Then there are the unknowns, the ones who move mountains away from the glare of the media and the international community.
Rosemary Nyirumbe – I personally confess to not knowing about this inspirational woman before this TIME issue was released. It’s people like her who make up the back-bone of a country. Deep in the villages of Uganda Sister Rosemary is helping women who have been destroyed as result of violence, sexual exploitation and rape put their lives back together. This includes women who were girl child soldiers, and who have children as a result of rape. She does this at the Saint Monica Girls’ Tailoring Centre which provides comfort, shelter and most importantly security. Sister Rosemary is the main subject of a bestselling book Sewing Hope, and documentary of the same name. They both depict her selflessness while at the same time resonating that even though the war is over, the battle to regain normalness is still being fought.
“Sister Rosemary has the power to rekindle a bright light in eyes long gone blank,” says Forest Whitaker who profiles her. As someone who has watched the documentary I don’t have words to describe just how amazing she is, you’re going to have to see yourself.
Binyavanga Wainaina – Being a homosexual in most African countries could result in you being thrown in jail for the rest of your days or death for you and your loved ones. It is for this reason that Wainaina kept the secret of his sexuality from the tender age of 10years old. Once he lost a friend in 2012, a brother in the homosexual community he broke his silence and ‘came out.’ Through his writing he has influenced a generation who embrace his art even though homosexuality is constantly demonized.
We can never move forward or create anything new without revolution. That is exactly what Binyavanga Wainaina has done. He has given many homosexuals across the country a voice, and created a conversation that was once completely mute. He was profiled by Chimamanda Adichie.
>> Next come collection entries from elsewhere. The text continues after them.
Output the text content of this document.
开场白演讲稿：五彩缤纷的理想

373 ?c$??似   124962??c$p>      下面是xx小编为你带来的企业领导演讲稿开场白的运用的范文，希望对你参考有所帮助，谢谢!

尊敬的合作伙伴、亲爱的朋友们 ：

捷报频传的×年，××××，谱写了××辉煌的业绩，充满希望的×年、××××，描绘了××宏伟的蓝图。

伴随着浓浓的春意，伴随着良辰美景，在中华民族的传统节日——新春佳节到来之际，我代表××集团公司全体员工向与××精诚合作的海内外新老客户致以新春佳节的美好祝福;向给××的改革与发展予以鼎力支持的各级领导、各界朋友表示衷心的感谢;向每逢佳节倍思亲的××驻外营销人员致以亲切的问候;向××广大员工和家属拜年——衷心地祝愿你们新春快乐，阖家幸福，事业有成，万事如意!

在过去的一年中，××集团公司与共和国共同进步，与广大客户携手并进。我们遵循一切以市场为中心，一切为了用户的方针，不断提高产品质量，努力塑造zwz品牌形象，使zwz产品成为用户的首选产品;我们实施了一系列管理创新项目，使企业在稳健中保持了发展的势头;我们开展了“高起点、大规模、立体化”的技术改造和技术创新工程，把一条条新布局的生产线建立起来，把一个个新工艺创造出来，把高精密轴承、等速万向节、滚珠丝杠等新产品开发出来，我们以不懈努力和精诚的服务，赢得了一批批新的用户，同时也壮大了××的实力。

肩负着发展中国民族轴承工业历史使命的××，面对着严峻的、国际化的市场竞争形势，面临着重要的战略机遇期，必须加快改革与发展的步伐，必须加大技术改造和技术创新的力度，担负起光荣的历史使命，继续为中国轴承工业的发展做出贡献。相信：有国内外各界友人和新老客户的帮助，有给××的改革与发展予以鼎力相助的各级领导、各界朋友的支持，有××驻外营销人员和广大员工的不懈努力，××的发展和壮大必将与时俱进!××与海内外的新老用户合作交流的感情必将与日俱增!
Iman Omar Kobine Layama, Archbishop Dieudonné Nzapalainga and Reverand Nicolas Guérékoyame-Gbangou – “Faith leaders on the front line,” is what Jim Wallis their profiler calls them. In Africa where religion and tribe are often used as reasons to commit horrendous crimes these three use them as reasons to promote and maintain peace. In Central African Republic these three men all of different religions “work tirelessly….to hold their country together.”
They lead by example which is the most exemplary form of leadership. Imam Layama now live with Archbishop Nzapalainga because the Imam could no longer live in his own home because he was being targeted. They continue to push for peace against all odds and even though it is a small one, they are making a difference. As the Imam said “Politics try to divide the religious in our country, but religion shouldn’t be a cause of hate, war or strife.”
Ory Okolloh – A holder of Harvard Law degree, a former Google Policy Maker and the co-founder of the innovative Ushahidi – if you ask me it has been a long time coming that Ory Okolloh ended up on the TIMEs 100 Most Influential People List. She embodies entrepreneurship and social justice. I am a true believer in the concept of a silver lining, but for Okolloh that is simply not enough. “Ory makes it her mission not to give aid but to support African entrepreneurs and citizens in building their own societies,” says Esther Dyson; who did her profile. Okolloh comes from a poor background where she was in and out of school because of lack of school fees but had the brains and the drive to dare for a brighter future. Her brains carried her all the way to Havard and the love of her continent brought her home.
Through her work at the Omidyar Government Transparency Initiative in Africa, Okolloh is teaching all entrepreneurs that not coming from means or not always having the resources is not an excuse for failure.